Invoices aren’t just a request for payment. They’re the tools that freelancers and business need to receive more payments.
There was a time when sending invoices meant typing them up and trusting them to the mail services. Today, digital invoices ensure that delivery is instantaneous, saving precious time. It’s possible to send invoices by email but invoicing software usually incorporates a sending system that allows creation and delivery to happen at the same time.
It’s the easiest way to create an invoice and place it in the hands of your customers and clients.
The United States doesn’t have a single sales tax. Each state imposes its own rate, charging between 2.9 and 7.25 percent—and five states charge no sales tax at all. In addition to state sales taxes, customers can also pay a local sales tax. The combination can push the extra payment beyond 9.5 percent.
Sellers are expected to collect those taxes on behalf of states and municipalities.

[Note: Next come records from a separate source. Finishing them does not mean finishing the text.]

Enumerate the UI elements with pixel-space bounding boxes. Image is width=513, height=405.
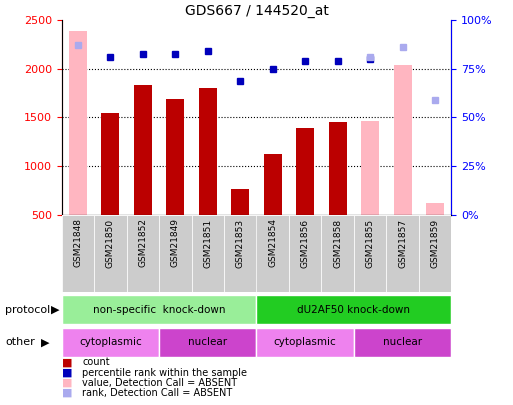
Text: ■: ■ [62, 358, 72, 367]
Bar [134, 85, 152, 215]
Text: GSM21859: GSM21859 [431, 219, 440, 268]
Bar [426, 203, 444, 215]
Bar [199, 88, 216, 215]
Bar [102, 113, 119, 215]
Text: other: other [5, 337, 35, 347]
Bar [159, 215, 191, 292]
Text: GSM21851: GSM21851 [203, 219, 212, 268]
Bar [354, 328, 451, 357]
Text: ■: ■ [62, 368, 72, 377]
Text: GSM21853: GSM21853 [236, 219, 245, 268]
Bar [94, 215, 127, 292]
Text: nuclear: nuclear [383, 337, 422, 347]
Bar [159, 328, 256, 357]
Text: ■: ■ [62, 378, 72, 388]
Text: GSM21856: GSM21856 [301, 219, 310, 268]
Text: count: count [82, 358, 110, 367]
Bar [361, 122, 379, 215]
Bar [419, 215, 451, 292]
Bar [394, 65, 411, 215]
Bar [264, 154, 282, 215]
Bar [191, 215, 224, 292]
Text: GSM21854: GSM21854 [268, 219, 277, 267]
Text: ■: ■ [62, 388, 72, 398]
Text: non-specific  knock-down: non-specific knock-down [93, 305, 225, 315]
Text: GSM21858: GSM21858 [333, 219, 342, 268]
Text: GSM21850: GSM21850 [106, 219, 115, 268]
Text: dU2AF50 knock-down: dU2AF50 knock-down [298, 305, 410, 315]
Text: ▶: ▶ [51, 305, 60, 315]
Text: percentile rank within the sample: percentile rank within the sample [82, 368, 247, 377]
Bar [62, 328, 159, 357]
Bar [127, 215, 159, 292]
Bar [62, 295, 256, 324]
Bar [256, 295, 451, 324]
Bar [297, 128, 314, 215]
Text: cytoplasmic: cytoplasmic [79, 337, 142, 347]
Bar [231, 190, 249, 215]
Title: GDS667 / 144520_at: GDS667 / 144520_at [185, 4, 328, 18]
Bar [256, 215, 289, 292]
Bar [322, 215, 354, 292]
Text: nuclear: nuclear [188, 337, 227, 347]
Bar [166, 99, 184, 215]
Text: protocol: protocol [5, 305, 50, 315]
Text: value, Detection Call = ABSENT: value, Detection Call = ABSENT [82, 378, 237, 388]
Bar [289, 215, 322, 292]
Text: cytoplasmic: cytoplasmic [274, 337, 337, 347]
Bar [62, 215, 94, 292]
Text: GSM21857: GSM21857 [398, 219, 407, 268]
Text: GSM21852: GSM21852 [139, 219, 147, 267]
Bar [329, 122, 347, 215]
Bar [354, 215, 386, 292]
Text: rank, Detection Call = ABSENT: rank, Detection Call = ABSENT [82, 388, 232, 398]
Text: GSM21849: GSM21849 [171, 219, 180, 267]
Text: ▶: ▶ [41, 337, 50, 347]
Bar [69, 31, 87, 215]
Bar [386, 215, 419, 292]
Text: GSM21848: GSM21848 [73, 219, 82, 267]
Bar [224, 215, 256, 292]
Text: GSM21855: GSM21855 [366, 219, 374, 268]
Bar [256, 328, 354, 357]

But they only need to collect those taxes if they have a “substantial presence” in the state or municipality of the buyer.
For freelancers, that’s usually fairly straightforward. You’ll need to charge sales tax to customers in the same state but not to customers or clients who are out of stage. Businesses with regional offices will likely have to charge sales taxes to any customer in the same state as one of their offices.
To find out how to charge sales and other taxes, and which taxes you need to charge, be sure to talk to a professional tax advisor.